L’ouverture du chantier de démolition dès le 1er décembre 2021 valait ouverture du chantier de construction dans son ensemble. Le chantier n’avait pas pu se poursuivre en raison du recours contre l’autorisation complémentaire, mais les propriétaires avaient activement poursuivi leurs démarches pour mettre en œuvre, notamment, les travaux de démolition. Poursuivant le chantier avec toute la diligence possible, ils avaient constamment tenu le département informé des contraintes, dont la chute d’un arbre sur la villa et la découverte d’amiante, et celui‑ci n’avait jamais affirmé que le chantier, dans son ensemble, n’avait pas été officiellement ouvert, ni laissé entendre que l’autorisation principale risquait de devenir caduque parce que les travaux n’avaient pas formellement débuté. Les recourants confondaient la date formelle de commencement des travaux au sens des art. 4 al. 5 LCI et 33A al. 1 RCI, qui permettait de contrôler le délai de deux ans pour commencer le chantier, et les dates concrètes de début des travaux de démolition et de construction, inscrites administrativement par le département pour contrôler l’avancée d’un chantier.

La question de la signature relevait de l’organisation interne du bureau d’architectes et était sans pertinence pour l’issue du litige, la chambre administrative ayant déjà écarté ce grief dans son arrêt, en force, du 20 août 2024. La requête avait été signée par les propriétaires et par un MPQ et le règlement RCI n’exigeait pas de signature manuscrite. L’exigence de qualification professionnelle était satisfaite aussi si la signature électronique ou fac-similé de S______ avait été apposée par R______, qui l’avait remplacé et qui était un MPQ dûment habilité, travaillant au sein de la même entreprise.

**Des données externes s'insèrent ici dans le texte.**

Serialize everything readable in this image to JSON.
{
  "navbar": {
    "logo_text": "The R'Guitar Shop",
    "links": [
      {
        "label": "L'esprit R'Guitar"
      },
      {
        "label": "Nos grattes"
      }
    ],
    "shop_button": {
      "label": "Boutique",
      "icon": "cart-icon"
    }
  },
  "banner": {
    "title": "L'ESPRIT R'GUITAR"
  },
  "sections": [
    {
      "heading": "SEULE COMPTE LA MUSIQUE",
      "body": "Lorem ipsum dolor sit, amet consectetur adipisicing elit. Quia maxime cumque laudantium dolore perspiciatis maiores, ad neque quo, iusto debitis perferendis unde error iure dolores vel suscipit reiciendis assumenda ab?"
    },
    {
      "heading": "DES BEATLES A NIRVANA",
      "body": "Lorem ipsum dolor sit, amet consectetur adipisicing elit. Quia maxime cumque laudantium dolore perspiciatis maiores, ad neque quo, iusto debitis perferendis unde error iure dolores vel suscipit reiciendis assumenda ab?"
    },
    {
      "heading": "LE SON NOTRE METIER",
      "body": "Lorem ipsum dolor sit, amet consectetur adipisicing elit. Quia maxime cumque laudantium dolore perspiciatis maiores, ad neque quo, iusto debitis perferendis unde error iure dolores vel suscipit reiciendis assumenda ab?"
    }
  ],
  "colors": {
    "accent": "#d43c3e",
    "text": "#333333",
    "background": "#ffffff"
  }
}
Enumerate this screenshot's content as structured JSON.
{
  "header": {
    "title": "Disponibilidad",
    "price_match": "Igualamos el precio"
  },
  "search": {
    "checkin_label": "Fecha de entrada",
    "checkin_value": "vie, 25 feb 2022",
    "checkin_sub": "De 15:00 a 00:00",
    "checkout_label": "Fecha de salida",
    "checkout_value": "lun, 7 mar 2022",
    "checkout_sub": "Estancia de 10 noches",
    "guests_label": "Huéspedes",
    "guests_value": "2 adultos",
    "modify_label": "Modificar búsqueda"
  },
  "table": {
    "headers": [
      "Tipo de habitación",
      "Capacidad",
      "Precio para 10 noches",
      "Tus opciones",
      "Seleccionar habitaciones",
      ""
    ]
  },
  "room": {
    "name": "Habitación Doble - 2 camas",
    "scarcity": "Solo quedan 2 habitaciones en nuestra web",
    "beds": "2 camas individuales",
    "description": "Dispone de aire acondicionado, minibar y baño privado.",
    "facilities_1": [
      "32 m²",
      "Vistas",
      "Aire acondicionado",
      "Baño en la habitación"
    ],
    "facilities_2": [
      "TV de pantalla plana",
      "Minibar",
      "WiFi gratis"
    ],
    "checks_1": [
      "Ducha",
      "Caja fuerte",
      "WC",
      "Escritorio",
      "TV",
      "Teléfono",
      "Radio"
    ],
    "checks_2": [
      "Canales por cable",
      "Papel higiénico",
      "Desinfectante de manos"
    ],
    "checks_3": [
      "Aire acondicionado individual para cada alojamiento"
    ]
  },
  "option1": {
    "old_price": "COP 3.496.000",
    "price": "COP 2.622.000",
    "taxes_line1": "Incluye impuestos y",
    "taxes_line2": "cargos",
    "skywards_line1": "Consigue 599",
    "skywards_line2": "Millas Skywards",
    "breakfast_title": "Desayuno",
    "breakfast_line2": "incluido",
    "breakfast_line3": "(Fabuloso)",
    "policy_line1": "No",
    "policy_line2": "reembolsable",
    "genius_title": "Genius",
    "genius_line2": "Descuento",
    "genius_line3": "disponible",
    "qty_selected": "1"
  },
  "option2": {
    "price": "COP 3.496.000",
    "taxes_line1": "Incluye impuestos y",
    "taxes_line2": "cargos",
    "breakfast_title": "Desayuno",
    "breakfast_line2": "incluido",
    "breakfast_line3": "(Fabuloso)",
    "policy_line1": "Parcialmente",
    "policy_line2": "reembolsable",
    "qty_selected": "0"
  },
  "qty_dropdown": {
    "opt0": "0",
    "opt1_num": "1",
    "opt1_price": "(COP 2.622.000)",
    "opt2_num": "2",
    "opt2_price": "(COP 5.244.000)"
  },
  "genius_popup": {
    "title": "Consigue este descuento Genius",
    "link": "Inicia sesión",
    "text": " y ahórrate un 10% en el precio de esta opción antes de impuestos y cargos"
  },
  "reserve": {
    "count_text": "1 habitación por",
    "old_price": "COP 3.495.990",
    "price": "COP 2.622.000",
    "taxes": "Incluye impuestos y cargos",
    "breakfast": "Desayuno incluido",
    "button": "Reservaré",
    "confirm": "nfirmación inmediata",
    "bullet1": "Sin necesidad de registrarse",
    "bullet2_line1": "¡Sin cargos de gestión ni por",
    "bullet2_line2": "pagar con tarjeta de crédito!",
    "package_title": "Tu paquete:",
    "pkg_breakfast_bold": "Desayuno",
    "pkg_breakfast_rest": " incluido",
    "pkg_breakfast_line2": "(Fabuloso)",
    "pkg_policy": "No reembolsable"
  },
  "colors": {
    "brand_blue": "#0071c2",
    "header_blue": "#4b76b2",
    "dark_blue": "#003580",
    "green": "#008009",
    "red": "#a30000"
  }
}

e. Les recourants ont répliqué qu’il était contraire à la systématique légale d’appréhender les autorisations de construire et de démolir de manière globale au stade de l’ouverture de chantier. Les deux procédures étaient indépendantes et non soumises au principe de coordination et elles répondaient à des conditions suspensives différentes pour la mise en chantier. Seules comptaient les interventions concrètes dans le cadre de l’exécution du projet et la référence dans l’autorisation DD 2______/1 à l’autorisation de démolition M 1______ était sans pertinence, la seconde pouvant être mise en œuvre indépendamment de la première. Le département avait indiqué dans son courriel du 14 mars 2022 que le chantier de construction pourrait ne jamais débuter, ce qui impliquait qu’il ne le considérait pas déjà ouvert. Le commencement des travaux au sens de l’art. 4 al. 5 LCI supposait aussi la poursuite du chantier, non réalisée en l’espèce. Le MPQ n’avait pas le mandat des travaux et ceux-ci ne résultaient d’aucune pièce au dossier, tels que des procès‑verbaux de chantier ou des documents de soumission. Le fait que le chantier n’ait jamais été ouvert expliquait pourquoi le département n’était pas intervenu selon l’art. 33 al. 2 RCI, qui visait les constructions restées inachevées après l’ouverture effective du chantier. Le département n’avait aucune marge d’appréciation pour sanctionner la violation de l’art. 4 al. 5 LCI.

La signature de la requête d’autorisation par le requérant ou un MPQ était une condition nécessaire à la délivrance de l’autorisation de construire. La chambre administrative ne s’était pas prononcée sur ce point quand elle avait refusé la suspension de la procédure administrative. Ce n’était pas un problème de forme de la signature, mais de son usage non autorisé. S______ n’avait pas pu donner une procuration générale à des collègues ne revêtant pas la qualité de MPQ, ni autoriser l’usage de sa signature sur la requête concernée vu qu’il était en congé maladie et ne pouvait endosser la qualité de MPQ. Les autres MPQ au sein de N______ n’étant pas ou plus au courant du dossier, la procédure ayant conduit à la délivrance de l’autorisation complémentaire s’était déroulée sans MPQ, et donc sans responsable légal aux commandes.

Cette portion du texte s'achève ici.